Divers

Chapitre 1

Ambiance d’écriture :

L’histoire que je m’apprête à vous raconter n’a jamais fait l’objet d’un making-of du même ordre que « Le sel de la terre » récompensé en 2014 par le Festival de Cannes. Il y a bien des documentaires, des carnets de voyage illustrant ces épopées, des légendes même ; mais, si les reliefs, modelés de montagnes, de forêts, de glaciers, de lacs, de rivières et de vallées sont ponctuellement le terrain de jeu de quelques réalisateurs, l’extraordinaire aventure de ce trappeur ne vous a jamais été proposé en streaming ou en papier glacé. 

C’est lors de mon dernier voyage, qu’il m’a été donné de rencontrer un personnage hors du commun. Un hurluberlu, passionné d’histoire, de Nouvelle-France et de récits amérindiens. Il était là, posé dans un transat de grand confort, lorsque je l’aperçu. Moi, accroché au bastingage, ballotée par une forte houle, curetée par un vent polaire, je n’avais pas imaginé partager le pont, tant la météo était mauvaise. Quelques instants auparavant, le capitaine de navire, avait encouragé les passagers à se réfugier dans leur cabine pour supporter le soulèvement et profiter d’une cuvette à proximité, histoire de se délivrer d’un mal de mer têtu. Nous, deux vibrions inconscients, insouciants et excités de dévorer un panorama saisissant et rare dans nos vies de citadins, avions décidé de ne pas entendre les recommandations. Alourdi d’un gilet de sauvetage peu seyant, nous copinions avec mère nature alors que les baleines, d’ordinaire téméraires, s’étaient mises à couvert et avaient plongées vers les abysses. 

Malgré le bruit des machines, le bruit de l’air, il écrivait lentement, soucieux de sa calligraphie. Critérium fourni en mines et gomme dans le creux de ses cuisses resserrées, il m’observait de temps à autre. L’un de ses sourires me décida à le rejoindre. Sans demander autorisation, je pris la même position sur un fauteuil de toile et attendit qu’il amorce une conversation. 

– biologiste marin ?

– non

– pigiste alors ?

– non plus. Je suis cartographe des espaces à risques, avais-je fini par confier

– Ah ! 

– écrivain ? lui demandais-je à mon tour.

– non

– écrivain inaccompli alors ?

– Hahahahah ! Votre arrogance est brusque mais divertissante. 
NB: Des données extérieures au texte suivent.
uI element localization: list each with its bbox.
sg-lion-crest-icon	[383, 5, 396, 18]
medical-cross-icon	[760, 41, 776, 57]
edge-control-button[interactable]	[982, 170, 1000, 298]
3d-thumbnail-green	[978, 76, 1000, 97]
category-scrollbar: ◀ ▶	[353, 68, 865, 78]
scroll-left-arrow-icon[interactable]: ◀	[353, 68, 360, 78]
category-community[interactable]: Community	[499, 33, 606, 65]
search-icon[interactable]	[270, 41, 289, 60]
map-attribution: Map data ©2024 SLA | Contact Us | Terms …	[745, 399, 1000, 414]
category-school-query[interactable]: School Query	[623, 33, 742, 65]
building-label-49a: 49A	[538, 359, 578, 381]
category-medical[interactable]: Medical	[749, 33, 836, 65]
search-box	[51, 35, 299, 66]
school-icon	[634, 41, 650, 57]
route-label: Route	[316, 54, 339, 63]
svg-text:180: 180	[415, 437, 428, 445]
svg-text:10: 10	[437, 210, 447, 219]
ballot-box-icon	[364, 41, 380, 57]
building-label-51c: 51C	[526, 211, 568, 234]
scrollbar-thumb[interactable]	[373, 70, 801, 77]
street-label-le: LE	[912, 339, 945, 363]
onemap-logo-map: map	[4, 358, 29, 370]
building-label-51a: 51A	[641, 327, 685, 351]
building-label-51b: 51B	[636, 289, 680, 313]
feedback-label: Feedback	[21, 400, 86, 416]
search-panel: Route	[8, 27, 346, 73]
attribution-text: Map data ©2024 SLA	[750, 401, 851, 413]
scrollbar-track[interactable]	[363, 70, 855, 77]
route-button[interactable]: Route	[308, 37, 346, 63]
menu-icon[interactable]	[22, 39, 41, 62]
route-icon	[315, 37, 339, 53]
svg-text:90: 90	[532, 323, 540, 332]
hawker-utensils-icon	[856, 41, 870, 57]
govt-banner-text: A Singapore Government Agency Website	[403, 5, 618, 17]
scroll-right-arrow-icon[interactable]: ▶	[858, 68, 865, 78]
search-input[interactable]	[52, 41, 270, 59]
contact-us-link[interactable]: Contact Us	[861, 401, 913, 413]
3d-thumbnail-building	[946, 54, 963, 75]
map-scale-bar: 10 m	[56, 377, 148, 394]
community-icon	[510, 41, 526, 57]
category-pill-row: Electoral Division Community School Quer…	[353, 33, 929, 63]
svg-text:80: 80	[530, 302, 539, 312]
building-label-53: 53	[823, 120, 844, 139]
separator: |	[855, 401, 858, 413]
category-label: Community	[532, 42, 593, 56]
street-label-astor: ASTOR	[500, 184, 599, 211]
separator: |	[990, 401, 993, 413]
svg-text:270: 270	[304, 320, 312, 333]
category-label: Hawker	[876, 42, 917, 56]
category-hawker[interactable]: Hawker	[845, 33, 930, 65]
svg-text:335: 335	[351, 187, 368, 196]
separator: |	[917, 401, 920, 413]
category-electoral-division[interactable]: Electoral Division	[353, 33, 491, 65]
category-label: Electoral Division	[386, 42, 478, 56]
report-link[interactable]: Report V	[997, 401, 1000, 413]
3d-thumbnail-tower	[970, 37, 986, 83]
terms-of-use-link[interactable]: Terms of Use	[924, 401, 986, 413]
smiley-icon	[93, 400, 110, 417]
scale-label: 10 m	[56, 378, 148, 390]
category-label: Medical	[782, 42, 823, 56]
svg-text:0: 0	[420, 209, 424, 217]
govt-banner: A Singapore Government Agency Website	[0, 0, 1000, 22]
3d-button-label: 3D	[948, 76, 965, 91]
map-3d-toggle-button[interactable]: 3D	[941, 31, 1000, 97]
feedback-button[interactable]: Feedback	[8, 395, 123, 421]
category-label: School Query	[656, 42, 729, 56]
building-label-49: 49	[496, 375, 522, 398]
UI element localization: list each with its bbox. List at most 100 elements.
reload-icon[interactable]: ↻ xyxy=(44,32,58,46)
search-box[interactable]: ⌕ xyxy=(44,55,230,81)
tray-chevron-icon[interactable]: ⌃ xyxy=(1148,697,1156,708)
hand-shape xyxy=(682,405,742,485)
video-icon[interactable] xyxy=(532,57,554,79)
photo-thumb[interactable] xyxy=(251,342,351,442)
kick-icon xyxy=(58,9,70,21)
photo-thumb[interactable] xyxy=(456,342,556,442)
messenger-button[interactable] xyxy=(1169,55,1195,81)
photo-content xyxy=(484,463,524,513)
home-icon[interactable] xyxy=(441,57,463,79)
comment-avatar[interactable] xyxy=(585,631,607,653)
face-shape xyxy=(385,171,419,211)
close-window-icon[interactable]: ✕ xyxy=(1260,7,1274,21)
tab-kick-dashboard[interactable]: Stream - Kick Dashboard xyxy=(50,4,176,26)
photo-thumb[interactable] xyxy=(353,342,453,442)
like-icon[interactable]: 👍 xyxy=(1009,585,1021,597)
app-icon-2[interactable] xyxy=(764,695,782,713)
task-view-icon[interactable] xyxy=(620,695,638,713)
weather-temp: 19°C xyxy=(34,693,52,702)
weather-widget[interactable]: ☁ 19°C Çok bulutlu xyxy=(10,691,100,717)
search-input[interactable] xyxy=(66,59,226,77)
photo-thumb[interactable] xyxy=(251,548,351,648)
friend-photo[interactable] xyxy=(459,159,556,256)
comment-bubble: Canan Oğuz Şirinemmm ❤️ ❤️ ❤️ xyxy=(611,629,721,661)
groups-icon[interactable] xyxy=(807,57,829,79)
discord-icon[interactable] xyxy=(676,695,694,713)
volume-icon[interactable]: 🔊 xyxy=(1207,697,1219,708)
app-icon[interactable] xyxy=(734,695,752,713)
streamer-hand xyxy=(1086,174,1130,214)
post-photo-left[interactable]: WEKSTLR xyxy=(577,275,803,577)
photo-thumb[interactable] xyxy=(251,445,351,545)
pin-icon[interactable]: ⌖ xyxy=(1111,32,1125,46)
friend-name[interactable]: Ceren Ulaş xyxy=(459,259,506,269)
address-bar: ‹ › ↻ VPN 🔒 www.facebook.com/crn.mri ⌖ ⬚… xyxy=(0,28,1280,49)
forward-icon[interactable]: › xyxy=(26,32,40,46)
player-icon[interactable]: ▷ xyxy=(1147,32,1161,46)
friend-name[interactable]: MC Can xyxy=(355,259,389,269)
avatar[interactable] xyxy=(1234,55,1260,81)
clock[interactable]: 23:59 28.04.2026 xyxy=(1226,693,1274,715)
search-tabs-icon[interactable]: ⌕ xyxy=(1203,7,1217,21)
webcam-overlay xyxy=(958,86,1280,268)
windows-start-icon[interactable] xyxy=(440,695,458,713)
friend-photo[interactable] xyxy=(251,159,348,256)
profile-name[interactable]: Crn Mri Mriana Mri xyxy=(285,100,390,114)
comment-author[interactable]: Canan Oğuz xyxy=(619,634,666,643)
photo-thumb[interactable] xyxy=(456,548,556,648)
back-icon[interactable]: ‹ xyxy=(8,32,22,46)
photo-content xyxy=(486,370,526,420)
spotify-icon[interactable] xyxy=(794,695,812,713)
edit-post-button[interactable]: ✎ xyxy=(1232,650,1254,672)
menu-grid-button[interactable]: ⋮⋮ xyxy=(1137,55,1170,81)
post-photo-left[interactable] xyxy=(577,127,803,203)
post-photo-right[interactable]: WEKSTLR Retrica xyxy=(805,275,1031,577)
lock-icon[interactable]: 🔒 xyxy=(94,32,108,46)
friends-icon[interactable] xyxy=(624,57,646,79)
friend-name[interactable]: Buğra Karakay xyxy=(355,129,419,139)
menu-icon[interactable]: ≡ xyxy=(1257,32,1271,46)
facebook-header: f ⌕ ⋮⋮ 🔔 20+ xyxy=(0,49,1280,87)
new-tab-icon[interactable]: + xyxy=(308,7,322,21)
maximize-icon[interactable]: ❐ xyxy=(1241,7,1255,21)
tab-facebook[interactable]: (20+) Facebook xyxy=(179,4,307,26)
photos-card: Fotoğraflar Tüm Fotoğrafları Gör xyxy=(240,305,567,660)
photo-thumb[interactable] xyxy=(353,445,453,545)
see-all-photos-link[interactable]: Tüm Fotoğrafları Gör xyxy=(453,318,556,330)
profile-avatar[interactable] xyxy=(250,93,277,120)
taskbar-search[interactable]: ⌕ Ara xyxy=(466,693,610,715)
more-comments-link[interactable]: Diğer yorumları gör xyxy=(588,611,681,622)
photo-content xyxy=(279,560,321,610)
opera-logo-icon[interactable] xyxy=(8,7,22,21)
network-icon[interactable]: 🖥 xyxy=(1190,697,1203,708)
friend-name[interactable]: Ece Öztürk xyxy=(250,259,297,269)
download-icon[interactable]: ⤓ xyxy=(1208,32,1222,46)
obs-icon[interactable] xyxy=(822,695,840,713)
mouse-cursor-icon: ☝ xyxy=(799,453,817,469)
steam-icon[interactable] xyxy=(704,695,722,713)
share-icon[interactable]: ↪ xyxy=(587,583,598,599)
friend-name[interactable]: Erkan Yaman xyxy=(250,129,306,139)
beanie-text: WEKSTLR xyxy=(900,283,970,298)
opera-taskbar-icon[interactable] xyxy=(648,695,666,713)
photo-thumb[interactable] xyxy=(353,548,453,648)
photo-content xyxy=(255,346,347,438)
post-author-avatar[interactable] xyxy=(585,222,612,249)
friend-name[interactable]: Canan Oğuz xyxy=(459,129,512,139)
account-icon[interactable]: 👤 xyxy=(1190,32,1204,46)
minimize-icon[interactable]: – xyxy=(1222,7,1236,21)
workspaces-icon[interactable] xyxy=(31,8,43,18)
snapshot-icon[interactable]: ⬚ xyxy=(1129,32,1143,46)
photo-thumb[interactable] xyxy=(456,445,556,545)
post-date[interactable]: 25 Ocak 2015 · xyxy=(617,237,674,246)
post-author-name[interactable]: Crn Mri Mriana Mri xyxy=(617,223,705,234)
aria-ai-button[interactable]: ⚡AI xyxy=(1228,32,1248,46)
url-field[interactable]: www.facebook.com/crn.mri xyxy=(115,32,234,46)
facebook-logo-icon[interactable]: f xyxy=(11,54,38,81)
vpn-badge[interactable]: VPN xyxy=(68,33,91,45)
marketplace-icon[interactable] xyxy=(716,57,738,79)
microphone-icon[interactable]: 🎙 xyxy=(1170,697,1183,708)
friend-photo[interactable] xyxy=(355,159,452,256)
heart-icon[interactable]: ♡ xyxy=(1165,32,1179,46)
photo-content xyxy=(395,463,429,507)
Les lèvres pincées, le regard appuyé, il hocha la tête avant de tendre le bras pour vérifier les aiguilles d’un cadran à fuseaux horaires. 

– Veuillez m’excuser mes affaires m’obligent à quitter la plateforme et votre compagnie. Puis-je espérer vous revoir ? 

– Faisons confiance au hasard ! avais-je ânonné

Il grimaça, referma son calepin, enfouit le petit objet mou et caoutchouteux dans la poche de son caban et s’extirpa de la chaise longue avec aisance. La semelle de sa boots gauche vint tapoter, à deux reprises, celle de droite et ce n’est qu’une fois que le tombé de son Jeans était net, qu’il avança d’un pas décidé vers la proue. Le frimas, les embruns et les tourbillons de vents m’empêchèrent de le traquer. Il avait disparu comme il était apparu.